Suica
- Location: Usable nationwide in Japan at all Seven & I Holdings owned stores, 7-11, Denny's, and Ito-Yokado and other participating third party retailers.
- Launched: May 2007
- Technology: FeliCa;
- Manager: Seven & I Holdings
- Currency: Japanese yen (¥50,000 maximum load)
- Stored-value: Pay as you go
- Credit expiry: Points expire
- Website: www.nanaco-net.jp

= Nanaco =

Japanese electronic money system

Nanaco (trademarked in lowercase as nanaco) is a prepaid cash-rechargeable contactless electronic money card, and point based loyalty program used at Seven & I Holdings–owned stores in Japan, which are 7-Eleven convenience stores, Denny's restaurants, and Ito-Yokado merchandise stores. In addition, Nanaco can be used at more than 7,000 third party stores outside the company's group, like Sogo and Seibu Department Stores

Nanaco cards can be instantly issued at all 7-Eleven convenience stores in Japan, after completing an application form. It is similar to other point based loyalty cards as users can earn points and use them for purchases or discounts.

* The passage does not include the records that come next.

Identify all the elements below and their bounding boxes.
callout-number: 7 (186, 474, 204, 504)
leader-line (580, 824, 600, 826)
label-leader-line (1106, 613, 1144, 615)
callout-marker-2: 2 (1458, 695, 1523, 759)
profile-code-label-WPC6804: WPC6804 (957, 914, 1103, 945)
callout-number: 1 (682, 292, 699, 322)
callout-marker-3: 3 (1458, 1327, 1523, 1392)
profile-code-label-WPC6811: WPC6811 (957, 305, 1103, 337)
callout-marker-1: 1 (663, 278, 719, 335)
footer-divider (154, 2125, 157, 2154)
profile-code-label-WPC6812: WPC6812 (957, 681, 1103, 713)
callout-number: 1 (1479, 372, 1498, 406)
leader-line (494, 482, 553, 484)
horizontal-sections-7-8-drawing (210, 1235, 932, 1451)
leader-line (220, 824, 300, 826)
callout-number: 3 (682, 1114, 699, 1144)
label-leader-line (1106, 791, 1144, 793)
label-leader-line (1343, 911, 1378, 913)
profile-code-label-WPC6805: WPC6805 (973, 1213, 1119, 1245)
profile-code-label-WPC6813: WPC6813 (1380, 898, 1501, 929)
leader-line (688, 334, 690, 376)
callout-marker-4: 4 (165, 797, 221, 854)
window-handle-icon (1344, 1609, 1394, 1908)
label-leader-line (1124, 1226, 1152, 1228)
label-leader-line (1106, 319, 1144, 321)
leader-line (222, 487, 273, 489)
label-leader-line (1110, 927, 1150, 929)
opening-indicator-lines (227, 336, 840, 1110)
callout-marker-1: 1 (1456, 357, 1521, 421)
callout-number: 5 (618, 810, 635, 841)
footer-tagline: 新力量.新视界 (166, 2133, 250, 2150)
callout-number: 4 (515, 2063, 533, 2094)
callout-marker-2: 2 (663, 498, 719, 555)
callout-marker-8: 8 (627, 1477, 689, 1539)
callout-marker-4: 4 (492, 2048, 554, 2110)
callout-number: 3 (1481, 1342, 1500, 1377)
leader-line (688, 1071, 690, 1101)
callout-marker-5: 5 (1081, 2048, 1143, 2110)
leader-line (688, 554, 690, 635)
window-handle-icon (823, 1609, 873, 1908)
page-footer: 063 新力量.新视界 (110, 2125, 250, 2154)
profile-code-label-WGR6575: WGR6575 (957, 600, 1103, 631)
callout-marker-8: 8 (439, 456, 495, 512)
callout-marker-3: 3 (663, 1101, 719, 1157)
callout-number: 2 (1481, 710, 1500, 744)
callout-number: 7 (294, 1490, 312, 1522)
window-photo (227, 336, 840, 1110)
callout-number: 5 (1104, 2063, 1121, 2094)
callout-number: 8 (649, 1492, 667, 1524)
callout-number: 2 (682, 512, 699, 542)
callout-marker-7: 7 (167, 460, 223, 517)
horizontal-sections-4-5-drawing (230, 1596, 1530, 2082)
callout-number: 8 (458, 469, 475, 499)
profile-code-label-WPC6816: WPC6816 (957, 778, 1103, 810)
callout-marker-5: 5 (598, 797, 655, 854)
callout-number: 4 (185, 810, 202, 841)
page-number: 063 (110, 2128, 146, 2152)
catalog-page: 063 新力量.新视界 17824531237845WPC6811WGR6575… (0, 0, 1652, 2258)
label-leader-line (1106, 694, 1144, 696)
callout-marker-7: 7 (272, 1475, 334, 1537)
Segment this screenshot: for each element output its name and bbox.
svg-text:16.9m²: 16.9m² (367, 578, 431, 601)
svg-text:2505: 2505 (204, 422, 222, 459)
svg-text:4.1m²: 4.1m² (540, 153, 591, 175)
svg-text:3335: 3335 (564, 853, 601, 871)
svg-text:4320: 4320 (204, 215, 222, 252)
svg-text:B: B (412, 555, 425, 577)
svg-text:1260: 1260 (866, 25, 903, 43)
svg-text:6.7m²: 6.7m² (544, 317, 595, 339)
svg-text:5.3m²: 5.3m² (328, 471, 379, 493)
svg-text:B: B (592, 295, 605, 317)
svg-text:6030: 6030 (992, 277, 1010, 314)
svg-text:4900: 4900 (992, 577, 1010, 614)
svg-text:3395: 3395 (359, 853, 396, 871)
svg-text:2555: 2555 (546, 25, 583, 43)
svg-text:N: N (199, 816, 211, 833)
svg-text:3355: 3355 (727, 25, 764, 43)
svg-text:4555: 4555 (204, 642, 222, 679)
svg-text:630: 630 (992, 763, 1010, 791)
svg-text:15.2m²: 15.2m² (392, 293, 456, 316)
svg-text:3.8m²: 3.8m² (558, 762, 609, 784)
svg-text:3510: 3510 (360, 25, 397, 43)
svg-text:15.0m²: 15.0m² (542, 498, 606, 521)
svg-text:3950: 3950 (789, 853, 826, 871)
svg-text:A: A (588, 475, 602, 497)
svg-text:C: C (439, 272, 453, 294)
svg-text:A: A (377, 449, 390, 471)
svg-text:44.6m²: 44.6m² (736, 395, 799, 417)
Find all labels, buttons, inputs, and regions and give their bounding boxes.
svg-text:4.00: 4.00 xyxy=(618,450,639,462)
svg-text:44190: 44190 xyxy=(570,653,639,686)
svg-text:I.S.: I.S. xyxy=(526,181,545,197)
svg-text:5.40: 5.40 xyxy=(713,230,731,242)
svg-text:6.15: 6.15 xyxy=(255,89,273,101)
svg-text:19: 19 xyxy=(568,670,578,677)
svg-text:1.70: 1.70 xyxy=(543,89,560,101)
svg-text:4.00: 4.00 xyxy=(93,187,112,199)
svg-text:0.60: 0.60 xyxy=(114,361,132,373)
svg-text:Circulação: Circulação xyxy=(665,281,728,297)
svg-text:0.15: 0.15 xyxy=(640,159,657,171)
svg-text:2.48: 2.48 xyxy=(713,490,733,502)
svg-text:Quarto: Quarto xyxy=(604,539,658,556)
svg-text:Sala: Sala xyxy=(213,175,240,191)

As of March 2016, 45 million nanaco cards have been issued, and 215,300 stores accept nanaco payment.

==History==
- April 23, 2007 – pilot program launched at 1,500 7-Eleven stores in Tokyo
- May 2007 – service is expanded nationwide at all 7-Eleven stores
- September 3, 2007 – Nanaco card charging service begins at Seven Bank ATMs
- October 10, 2007 – 5 million cards distributed
- February 2008 – Nanaco cards accepted at all Denny's restaurants
- March 25, 2008 – Nanaco cards accepted at Ito-Yokado stores
- June 1, 2008 – Credit card charging service starts for IY Card branded credit cards (later renamed as Seven Card)
- March 30, 2010 – Nanaco cards accepted at Coca-Cola multi-money vending machines
- March 31, 2010 – 10 million cards distributed
- April 18, 2014 – The number of monthly transactions exceeded 100 million
Supplied by IY Card Service Co., Ltd. (later renamed Seven Card Service Co., Ltd.), a subsidiary of Seven & I Holdings Co., Ltd., Nanaco is available as Nanaco card (plastic card) and Nanaco mobile (Osaifu-Keitai application for mobile phones with embedded contactless chip).
The Nanaco format also features a postpay function (on the QUICPay scheme), which was made available to IY Card (since renamed "Seven Card") credit card holders since the summer of 2007. Purchases with Nanaco earn points, which can later be used to make more purchases. The cards uses Sony's FeliCa technology, which is also used in a wide variety of contactless smart cards including Suica, Edy, and Pasmo. Services began on April 23, 2007, and the number of members is more than 3.8 million as of end-June 2007.

"Nana" means "seven" in Japanese, and the giraffe's head and neck is in the shape of the number "7", in reference to "7-Eleven" and "Seven & i Holdings".

The "Nanaco card" issued by Seven-Eleven Japan became the most frequently used e-wallet within three months after it was introduced in April 2007.